Em seguida, os alunos são desafiados a responder as questões investigativas contextualizadas no movimento de uma bolinha nas pistas da maquete experimental (Figura A1 no Apêndice A). Mas, uma vez, vale ressaltar que neste momento de investigação dos conhecimentos prévios, o professor não realiza o experimento, ele apenas apresenta a maquete discorrendo sobre a funcionalidade dela, e pede para que os alunos respondam o questionário B do Quadro 4. A primeira e terceira pergunta deseja investigar os conhecimentos prévios dos estudantes a respeito da influência da forma da trajetória no tempo de percurso, e na velocidade média do objeto ao descer pelas vias em formatos distintos por ação da gravidade2. O objetivo dessas perguntas era conhecer a estrutura cognitiva dos estudantes sobre essas grandezas, a fim de revelar a presença ou não de subsunçores. Vale ressaltar que os estudantes já haviam tido aula teórica de cinemática.

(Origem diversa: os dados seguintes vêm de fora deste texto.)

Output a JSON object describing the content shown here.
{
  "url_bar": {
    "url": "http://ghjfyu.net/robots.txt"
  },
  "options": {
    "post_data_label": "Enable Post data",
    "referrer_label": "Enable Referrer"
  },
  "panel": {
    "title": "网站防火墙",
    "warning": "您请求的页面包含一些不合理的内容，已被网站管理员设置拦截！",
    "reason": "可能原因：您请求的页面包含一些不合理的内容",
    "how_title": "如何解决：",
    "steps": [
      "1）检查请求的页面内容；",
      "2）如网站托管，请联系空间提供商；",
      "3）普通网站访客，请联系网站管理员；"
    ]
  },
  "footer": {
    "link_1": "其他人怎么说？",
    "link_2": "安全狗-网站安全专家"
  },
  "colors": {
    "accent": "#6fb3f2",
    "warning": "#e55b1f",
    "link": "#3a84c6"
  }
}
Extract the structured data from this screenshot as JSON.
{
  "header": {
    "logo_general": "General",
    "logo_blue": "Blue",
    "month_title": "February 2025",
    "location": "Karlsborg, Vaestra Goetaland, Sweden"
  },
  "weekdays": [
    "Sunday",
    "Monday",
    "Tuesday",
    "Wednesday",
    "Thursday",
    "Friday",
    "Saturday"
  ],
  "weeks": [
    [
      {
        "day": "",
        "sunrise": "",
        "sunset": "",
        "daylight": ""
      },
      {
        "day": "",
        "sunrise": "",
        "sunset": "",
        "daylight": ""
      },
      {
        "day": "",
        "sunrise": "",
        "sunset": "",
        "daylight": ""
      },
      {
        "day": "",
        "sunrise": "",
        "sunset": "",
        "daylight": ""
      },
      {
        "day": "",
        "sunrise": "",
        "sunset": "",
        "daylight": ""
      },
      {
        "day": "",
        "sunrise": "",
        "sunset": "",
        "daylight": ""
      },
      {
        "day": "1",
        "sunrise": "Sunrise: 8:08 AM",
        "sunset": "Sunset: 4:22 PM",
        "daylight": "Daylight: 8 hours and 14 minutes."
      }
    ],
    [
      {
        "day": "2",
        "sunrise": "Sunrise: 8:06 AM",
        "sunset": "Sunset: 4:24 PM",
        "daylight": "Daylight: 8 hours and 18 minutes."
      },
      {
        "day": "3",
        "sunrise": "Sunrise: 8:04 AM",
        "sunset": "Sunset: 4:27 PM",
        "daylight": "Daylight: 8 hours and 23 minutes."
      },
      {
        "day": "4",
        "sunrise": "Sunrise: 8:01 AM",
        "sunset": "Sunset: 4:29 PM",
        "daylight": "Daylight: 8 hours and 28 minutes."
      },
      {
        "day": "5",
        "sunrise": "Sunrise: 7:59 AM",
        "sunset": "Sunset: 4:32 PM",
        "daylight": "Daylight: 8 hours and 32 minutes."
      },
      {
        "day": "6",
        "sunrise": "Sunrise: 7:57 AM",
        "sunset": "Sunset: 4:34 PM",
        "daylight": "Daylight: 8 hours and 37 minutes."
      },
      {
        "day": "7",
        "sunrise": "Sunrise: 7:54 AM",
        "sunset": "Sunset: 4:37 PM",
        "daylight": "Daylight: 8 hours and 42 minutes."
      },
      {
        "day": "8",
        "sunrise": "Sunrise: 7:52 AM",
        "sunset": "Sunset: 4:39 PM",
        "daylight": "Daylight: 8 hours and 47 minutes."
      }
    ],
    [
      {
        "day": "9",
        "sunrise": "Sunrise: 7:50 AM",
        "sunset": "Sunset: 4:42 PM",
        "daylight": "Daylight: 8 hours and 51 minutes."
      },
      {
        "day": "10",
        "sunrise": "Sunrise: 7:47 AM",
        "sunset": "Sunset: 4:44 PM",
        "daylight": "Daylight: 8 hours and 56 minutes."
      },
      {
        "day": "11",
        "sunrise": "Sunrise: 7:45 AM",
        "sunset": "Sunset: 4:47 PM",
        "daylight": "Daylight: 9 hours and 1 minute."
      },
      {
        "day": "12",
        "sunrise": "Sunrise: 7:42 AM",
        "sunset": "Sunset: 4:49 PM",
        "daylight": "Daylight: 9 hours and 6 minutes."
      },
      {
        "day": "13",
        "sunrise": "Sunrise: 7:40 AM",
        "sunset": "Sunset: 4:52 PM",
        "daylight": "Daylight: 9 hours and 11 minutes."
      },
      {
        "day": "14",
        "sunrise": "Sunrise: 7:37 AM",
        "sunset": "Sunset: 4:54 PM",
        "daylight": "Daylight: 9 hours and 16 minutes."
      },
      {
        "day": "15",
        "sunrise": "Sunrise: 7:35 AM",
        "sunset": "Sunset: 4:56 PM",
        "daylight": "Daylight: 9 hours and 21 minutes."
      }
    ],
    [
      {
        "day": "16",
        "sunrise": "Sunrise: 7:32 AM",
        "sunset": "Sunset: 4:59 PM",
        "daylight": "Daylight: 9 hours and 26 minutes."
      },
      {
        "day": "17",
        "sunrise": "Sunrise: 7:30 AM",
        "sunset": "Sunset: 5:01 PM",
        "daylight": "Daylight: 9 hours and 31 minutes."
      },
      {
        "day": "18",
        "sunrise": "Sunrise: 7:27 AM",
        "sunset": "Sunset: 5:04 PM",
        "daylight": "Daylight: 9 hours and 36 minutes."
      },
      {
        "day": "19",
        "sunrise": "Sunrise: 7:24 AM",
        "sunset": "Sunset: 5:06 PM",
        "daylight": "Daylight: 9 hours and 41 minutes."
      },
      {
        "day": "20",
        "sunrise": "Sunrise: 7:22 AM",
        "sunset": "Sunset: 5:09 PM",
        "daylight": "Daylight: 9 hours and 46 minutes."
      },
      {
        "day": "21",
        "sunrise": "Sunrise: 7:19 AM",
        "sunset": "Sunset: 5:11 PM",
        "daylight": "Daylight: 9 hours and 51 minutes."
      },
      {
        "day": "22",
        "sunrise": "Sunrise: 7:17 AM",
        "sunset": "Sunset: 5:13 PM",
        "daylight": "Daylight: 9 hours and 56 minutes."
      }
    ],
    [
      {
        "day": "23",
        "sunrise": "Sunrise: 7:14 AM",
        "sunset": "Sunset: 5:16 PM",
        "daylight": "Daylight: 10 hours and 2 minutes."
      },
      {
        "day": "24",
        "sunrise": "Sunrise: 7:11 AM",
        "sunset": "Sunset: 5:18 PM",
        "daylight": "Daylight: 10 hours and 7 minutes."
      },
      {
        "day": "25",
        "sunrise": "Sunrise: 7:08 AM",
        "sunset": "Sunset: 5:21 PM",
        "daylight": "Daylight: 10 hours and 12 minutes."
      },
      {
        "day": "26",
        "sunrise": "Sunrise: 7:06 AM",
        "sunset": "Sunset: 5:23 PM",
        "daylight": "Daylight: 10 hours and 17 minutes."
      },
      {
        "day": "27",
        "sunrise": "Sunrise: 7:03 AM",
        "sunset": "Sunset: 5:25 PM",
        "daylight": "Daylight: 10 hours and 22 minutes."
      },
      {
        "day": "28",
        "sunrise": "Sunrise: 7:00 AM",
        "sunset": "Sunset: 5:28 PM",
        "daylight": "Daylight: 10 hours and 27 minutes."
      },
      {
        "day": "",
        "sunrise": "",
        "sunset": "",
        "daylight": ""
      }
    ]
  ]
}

A maioria dos estudantes não atribuiu como possível um corpo obter o menor tempo de percurso por uma via com maior comprimento (Gráfico 2). Isto se reflete na escolha da reta inclinada como a pista ideal para que isto ocorra, em seguida a parábola, e por fim, a cicloide. A maioria dos estudantes respondeu que a maior velocidade média seria obtida pela pista de perfil reto (questão 3 do Questionário B), ou seja, a que a tem o menor comprimento. É importante o professor tomar conhecimento dos conhecimentos prévios, também chamados de alternativos, dos estudantes para que possa definir estratégias de aprendizagens em atividades posteriores. Também, é igualmente importante para o aluno, pois possibilita refletir sobre o que pensa a respeito de um determinado assunto. Assim, na nossa sequência didática, mais adiante o estudante revisita este item, e por descoberta, via realização do experimento, ele verifica que a pista cicloide permite o corpo adquirir maior velocidade média, embora tenha o maior comprimento, mas a percorre em menor tempo. Desse modo, a nova aprendizagem tem onde se ancorar (MOREIRA, 2011) para que os novos significados sejam internalizados.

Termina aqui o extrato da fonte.